Les ordres du mal : nonne ibérique en panique
Préquelle de Veronica, Les ordres du mal exploite l’imagerie du film de couvent avec son lot de clichés et de vision sacrilèges.
Moins connu à l’international que son comparse Jaume Balaguero, avec qui il s’est associé tout au long de la saga [REC], le réalisateur espagnol Paco Plaza s’est pourtant construit une solide filmographie dans son genre de prédilection qu’est l’horreur. L’un de ses succès les plus inattendus se trouve être Veronica, film de possession efficace sorti en 2017 qui a acquis une grosse réputation virale lors de la sortie sur Netflix, les jeunes générations perdant visiblement leurs moyens devant une bande trop flippante pour eux (les pauvres petits). De quoi donner des idées aux producteurs et à son auteur, qui après un Abuela d’excellente facture, a voulu explorer de nouveau l’univers de Veronica en consacrant un film à la jeunesse de l’un de ses personnages secondaires, la bonne sœur aveugle Muerte. Autant être clairs : Les Ordres du Mal (Hermana Muerte en VO) peut être compris de A à Z sans avoir besoin d’être familier avec Veronica, le lien entre les deux longs-métrages n’étant établi que lors d’une courte scène déconnectée du reste. Et pour cause : Plaza investit ici une époque et un genre différent, le film de couvent fantastique, avec qui plus est une approche visuelle bien particulière.
Les mystères du couvent
S’ouvrant sur des images tremblantes en noir et blanc de ferveur religieuse dans un village paysan, Les ordres du mal déroule l’histoire des jeunes années de Narcisa (Aria Bedmar), une fille vénérée par sa communauté lorsqu’elle était enfant, car elle avait des visions de la Vierge.

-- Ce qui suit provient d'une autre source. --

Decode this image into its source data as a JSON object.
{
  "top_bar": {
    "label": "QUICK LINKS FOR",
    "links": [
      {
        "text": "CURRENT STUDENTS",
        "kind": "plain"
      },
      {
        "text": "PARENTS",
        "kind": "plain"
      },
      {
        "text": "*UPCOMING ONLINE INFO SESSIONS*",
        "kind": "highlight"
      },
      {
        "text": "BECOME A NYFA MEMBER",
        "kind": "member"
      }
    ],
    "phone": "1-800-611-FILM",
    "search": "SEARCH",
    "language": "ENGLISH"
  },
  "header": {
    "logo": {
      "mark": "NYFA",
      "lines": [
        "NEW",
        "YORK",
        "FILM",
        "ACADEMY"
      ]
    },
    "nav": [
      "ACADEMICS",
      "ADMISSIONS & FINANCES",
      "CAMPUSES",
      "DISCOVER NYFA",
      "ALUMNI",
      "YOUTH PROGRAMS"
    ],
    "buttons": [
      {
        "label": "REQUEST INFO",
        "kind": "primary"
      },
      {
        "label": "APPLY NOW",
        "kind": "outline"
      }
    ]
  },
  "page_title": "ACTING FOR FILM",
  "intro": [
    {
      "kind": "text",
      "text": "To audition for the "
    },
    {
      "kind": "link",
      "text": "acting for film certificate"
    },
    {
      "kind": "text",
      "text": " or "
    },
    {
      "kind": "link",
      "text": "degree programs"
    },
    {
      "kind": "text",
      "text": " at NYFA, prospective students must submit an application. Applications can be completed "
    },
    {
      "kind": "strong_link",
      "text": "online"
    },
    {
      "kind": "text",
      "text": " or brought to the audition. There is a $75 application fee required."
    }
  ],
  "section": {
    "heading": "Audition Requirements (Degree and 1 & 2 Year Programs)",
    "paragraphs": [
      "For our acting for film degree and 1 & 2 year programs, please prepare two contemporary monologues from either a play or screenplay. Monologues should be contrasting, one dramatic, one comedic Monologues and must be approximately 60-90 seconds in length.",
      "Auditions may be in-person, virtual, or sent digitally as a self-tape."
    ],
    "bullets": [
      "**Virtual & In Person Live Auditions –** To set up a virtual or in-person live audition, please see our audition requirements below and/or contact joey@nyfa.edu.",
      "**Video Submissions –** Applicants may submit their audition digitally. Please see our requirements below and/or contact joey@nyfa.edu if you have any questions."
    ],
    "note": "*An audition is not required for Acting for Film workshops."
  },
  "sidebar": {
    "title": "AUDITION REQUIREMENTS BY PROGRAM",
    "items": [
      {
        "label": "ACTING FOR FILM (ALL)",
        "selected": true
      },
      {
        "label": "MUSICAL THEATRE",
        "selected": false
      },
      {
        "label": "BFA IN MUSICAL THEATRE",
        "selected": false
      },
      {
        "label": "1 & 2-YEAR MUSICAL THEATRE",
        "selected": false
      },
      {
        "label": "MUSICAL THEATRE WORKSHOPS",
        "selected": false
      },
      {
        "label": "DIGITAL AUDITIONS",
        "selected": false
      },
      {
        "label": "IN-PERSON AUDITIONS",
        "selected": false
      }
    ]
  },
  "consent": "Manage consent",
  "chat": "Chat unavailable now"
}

Dans l’Espagne d’après-guerre, elle est envoyée dans un couvent portant les stigmates des exactions commises par les fascistes, transformé en école et en orphelinat. Narcisa, sur le point d’être nonne, doit également devenir enseignante et commence son dur apprentissage. Mais des événements et bruits étranges perturbent ses nuits. Certains objets se déplacent, un jeu du pendu apparaît sur les murs, sa porte claque sans raison… Les enfants semblent savoir qu’une force surnaturelle habite les lieux. Les pouvoirs de Narcisa en font une « proie » toute trouvée pour révéler les secrets liés au passé du couvent…

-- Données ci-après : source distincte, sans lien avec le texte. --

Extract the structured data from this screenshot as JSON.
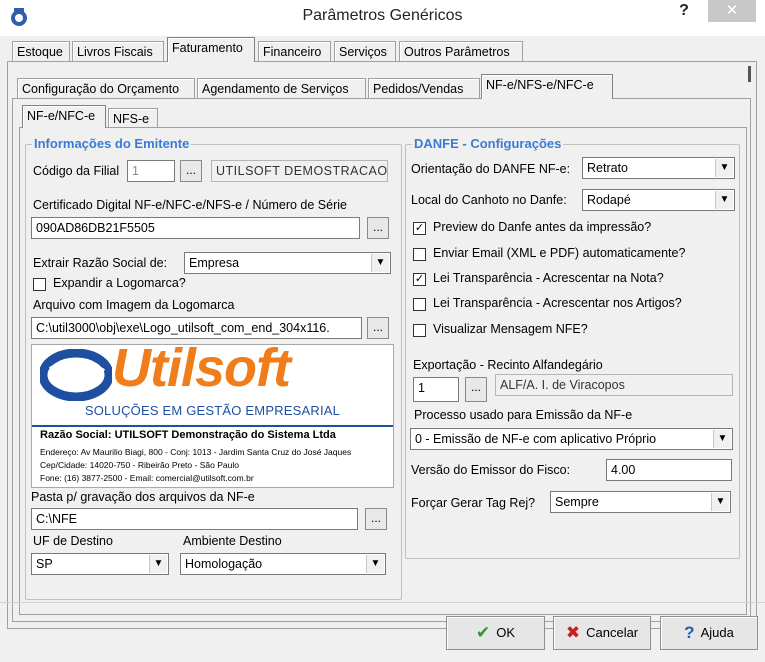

« Paco Plaza a concocté un film qui impressionne moins par l’originalité de son script que par la rigueur de son approche visuelle. »
À l’heure où Hollywood abreuve les fans de frissons faciles de films de fantômes paresseux et quasi-prosélytes sur le combat religieux entre le Bien et le Mal (voir La proie du diable, L’exorciste : Dévotion ou surtout La Nonne et sa suite, ainsi que tous les rejetons du « Conjuringverse »), Les ordres du mal fait figure de cousin rugueux et plus trouble. Puisant son inspiration dans des classiques aussi divers que Le Narcisse noir, L’échine du diable et L’orphelinat, Plaza a concocté un film qui impressionne moins par l’originalité de son script (quiconque a vu le bijou de Guillermo Del Toro notamment saura où cette version féminine mènera) que par la rigueur de son approche visuelle.
Tourné au format 1 : 44, Les ordres du mal se déploie dans des décors dépouillés et immédiatement évocateurs. Le cinéaste tire parti de son cadrage oppressant (il n’est pas interdit de tisser un lien plastique avec le rigoriste First Reformed de Paul Schrader) pour composer des scènes aussi simples que frappantes, qui jouent avec le détournement des symboles catholiques lors de séquences de cauchemar pas si gratuites qu’elles n’y paraissent (le voile qui étouffe soudainement, le chapelet transformé en billes de sang, la relique sacrée qui prend la forme d’une horrible main coupée). Le script renvoie dos à dos joug militaire et oppression religieuse, ce qui ne l’empêche pas de maintenir une aura de mystère autour de son héroïne. Les révélations en flash-back autour du couvent lui-même sont plus maladroites et convenues, se résumant à pointer du doigt quelques brebis galeuses sans aller au bout du propos. Elles tirent vers le conventionnel un film qui entre deux jump-scares de bon aloi, semblait pourtant parti pour ne rien céder aux codes du film de flippe pour plateforme en mal de programmes d’Halloween. Preuve que Plaza demeure un modeste et soucieux artisan du genre, plutôt qu’un faiseur sans âme.